After he went on to graduate school at Marshall to study English, he was encouraged by a friend to submit some of his stories to literary journals.

“I thought nobody wants to read what I have written,” Parker said. “But I sent it in and it got published.”

That started Parker writing a series of short stories and then he decided to try his hand at a novel.

“I’d always heard a novel is a series of short stories in a book,” he said.

Parker wrote his first novel, “The Prospect” in 2008, about a minor league baseball team in West Virginia.

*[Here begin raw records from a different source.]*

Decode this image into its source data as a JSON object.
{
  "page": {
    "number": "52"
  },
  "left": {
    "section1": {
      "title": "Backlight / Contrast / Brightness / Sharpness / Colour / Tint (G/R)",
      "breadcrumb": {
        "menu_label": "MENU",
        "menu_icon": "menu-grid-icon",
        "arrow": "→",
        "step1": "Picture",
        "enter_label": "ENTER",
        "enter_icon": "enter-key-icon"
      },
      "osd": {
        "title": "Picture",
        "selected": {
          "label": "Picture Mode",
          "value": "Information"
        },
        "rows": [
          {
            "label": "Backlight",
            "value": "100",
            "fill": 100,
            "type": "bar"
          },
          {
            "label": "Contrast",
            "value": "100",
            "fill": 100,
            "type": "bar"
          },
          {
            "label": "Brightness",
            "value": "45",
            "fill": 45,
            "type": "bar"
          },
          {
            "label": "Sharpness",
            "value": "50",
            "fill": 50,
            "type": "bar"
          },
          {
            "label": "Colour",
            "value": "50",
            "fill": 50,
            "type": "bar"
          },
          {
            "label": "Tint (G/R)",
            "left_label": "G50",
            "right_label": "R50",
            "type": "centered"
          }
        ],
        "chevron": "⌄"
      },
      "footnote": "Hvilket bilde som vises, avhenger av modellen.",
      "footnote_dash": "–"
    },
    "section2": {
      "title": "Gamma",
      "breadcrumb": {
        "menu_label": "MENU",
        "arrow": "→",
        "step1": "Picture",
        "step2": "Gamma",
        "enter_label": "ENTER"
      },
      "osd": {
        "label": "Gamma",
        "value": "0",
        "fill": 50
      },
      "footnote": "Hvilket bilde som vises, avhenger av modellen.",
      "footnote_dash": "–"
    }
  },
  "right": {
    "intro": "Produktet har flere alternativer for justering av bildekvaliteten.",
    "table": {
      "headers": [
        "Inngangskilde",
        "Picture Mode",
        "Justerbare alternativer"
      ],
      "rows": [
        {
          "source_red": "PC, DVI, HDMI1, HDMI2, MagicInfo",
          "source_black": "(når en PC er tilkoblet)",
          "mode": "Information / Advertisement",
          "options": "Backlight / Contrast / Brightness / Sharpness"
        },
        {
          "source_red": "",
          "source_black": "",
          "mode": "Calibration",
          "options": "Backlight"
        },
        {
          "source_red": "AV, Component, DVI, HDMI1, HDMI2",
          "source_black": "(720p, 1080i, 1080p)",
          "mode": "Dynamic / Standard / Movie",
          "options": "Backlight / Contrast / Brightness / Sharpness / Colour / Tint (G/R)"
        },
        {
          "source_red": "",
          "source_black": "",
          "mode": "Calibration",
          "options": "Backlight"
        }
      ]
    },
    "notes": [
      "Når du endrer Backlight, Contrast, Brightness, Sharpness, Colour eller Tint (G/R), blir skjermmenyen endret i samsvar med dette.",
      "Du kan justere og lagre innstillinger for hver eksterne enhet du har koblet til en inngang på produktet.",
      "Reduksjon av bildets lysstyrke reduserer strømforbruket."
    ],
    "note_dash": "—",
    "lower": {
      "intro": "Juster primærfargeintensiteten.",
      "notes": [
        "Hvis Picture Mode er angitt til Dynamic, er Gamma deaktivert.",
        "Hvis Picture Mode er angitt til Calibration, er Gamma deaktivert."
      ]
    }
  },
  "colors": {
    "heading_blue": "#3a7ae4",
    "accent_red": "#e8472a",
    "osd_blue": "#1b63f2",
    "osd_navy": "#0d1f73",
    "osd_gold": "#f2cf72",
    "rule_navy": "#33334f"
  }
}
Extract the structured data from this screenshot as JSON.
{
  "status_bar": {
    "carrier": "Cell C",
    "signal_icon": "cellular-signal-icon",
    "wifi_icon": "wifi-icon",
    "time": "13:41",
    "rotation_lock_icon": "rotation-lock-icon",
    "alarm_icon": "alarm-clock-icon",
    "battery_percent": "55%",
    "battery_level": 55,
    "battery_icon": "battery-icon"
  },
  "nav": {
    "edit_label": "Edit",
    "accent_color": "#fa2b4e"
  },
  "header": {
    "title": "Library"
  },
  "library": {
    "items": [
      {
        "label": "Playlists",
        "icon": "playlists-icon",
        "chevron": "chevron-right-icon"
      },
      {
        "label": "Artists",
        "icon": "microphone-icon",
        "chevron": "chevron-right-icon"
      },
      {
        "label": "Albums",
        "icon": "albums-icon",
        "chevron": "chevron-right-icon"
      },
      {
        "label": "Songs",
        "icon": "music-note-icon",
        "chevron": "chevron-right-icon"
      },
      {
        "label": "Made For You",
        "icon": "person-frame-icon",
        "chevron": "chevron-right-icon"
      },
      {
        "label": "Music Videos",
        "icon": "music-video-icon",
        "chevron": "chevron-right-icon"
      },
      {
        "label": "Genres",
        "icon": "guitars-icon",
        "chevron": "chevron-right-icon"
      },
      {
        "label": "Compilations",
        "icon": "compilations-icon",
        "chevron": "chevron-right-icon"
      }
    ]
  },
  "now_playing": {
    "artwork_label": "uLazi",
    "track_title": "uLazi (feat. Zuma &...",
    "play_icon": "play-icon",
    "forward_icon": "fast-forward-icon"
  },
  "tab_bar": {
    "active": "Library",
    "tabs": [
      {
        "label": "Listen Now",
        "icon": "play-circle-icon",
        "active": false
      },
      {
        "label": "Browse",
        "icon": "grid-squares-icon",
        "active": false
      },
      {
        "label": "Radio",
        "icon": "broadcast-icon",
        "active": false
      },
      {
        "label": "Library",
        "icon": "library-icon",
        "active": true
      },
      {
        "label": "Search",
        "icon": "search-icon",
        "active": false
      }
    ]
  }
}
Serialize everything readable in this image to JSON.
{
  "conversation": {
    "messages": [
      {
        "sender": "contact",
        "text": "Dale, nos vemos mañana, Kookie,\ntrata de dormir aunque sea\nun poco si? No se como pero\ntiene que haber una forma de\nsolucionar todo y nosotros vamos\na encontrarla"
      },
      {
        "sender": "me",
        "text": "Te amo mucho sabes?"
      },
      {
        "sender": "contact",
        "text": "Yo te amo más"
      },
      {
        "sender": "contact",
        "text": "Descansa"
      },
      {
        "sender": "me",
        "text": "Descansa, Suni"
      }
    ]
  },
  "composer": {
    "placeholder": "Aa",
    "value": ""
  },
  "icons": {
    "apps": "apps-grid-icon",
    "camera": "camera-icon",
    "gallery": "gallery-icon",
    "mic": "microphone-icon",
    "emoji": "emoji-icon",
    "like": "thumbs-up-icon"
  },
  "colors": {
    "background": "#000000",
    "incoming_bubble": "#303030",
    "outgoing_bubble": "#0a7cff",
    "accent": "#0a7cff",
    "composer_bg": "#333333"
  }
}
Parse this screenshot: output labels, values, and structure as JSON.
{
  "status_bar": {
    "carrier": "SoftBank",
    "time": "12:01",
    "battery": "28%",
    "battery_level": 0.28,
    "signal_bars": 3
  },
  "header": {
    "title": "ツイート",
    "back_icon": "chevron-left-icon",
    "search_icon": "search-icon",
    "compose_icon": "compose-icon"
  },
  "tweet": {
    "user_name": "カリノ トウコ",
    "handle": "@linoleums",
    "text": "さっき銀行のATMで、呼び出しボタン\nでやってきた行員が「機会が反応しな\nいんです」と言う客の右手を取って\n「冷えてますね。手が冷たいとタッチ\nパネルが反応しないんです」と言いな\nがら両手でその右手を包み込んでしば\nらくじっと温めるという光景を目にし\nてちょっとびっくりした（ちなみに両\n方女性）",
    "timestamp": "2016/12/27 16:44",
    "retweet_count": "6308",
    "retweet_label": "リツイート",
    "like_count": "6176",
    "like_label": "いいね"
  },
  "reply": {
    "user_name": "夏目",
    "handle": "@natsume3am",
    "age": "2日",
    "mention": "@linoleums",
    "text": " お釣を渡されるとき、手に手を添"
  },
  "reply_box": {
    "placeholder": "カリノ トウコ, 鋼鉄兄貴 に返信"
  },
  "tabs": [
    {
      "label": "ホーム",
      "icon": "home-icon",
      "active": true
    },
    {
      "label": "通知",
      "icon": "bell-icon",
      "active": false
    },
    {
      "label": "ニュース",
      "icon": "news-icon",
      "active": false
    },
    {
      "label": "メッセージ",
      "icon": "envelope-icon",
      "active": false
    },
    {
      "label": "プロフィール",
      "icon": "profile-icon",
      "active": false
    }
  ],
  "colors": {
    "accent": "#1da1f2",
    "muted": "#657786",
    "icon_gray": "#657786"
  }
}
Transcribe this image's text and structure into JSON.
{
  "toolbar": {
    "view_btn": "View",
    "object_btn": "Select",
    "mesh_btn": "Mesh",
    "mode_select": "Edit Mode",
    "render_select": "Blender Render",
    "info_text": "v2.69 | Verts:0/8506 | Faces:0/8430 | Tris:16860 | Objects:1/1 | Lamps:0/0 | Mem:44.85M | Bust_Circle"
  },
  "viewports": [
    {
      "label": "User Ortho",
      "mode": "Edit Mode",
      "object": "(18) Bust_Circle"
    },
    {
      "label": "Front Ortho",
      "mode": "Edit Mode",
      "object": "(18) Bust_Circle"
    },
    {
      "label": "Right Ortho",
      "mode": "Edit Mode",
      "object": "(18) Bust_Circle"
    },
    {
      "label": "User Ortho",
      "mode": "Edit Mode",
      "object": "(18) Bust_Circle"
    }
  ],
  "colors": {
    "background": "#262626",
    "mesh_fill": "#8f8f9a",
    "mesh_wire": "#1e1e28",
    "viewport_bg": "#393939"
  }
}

He followed that with “Breakdown at Clear River,” a murder mystery set on a college campus amid a steroid scandal in the football program. That was nominated for a Weatherford Award given by Berea College and the Appalachian Studies Association.

Giving his imagination, free range is the major appeal of writing fiction, Parker said.

“I enjoy getting to create something totally from scratch,” he said. “I have total control of everything on the page. In my day job I am always watching the clock. When I am writing, I can write for as little or as long as I want to. Some days I can write a hundred words. Sometimes I can write a thousand words.

However getting those pages published can become a full-time task in itself as Parker will send out query letter after query letter.

“I can send out 50 queries and five want to see more of the book,” he said. “Twenty are rejections and 25 I never hear back from.”

What keeps him motivated is a desire to make the next book better than the one he has just finished.

“Whether that materializes or not,” Parker said.

But getting published isn’t his only goal.

“If I never got a book published again, I would continue to write.”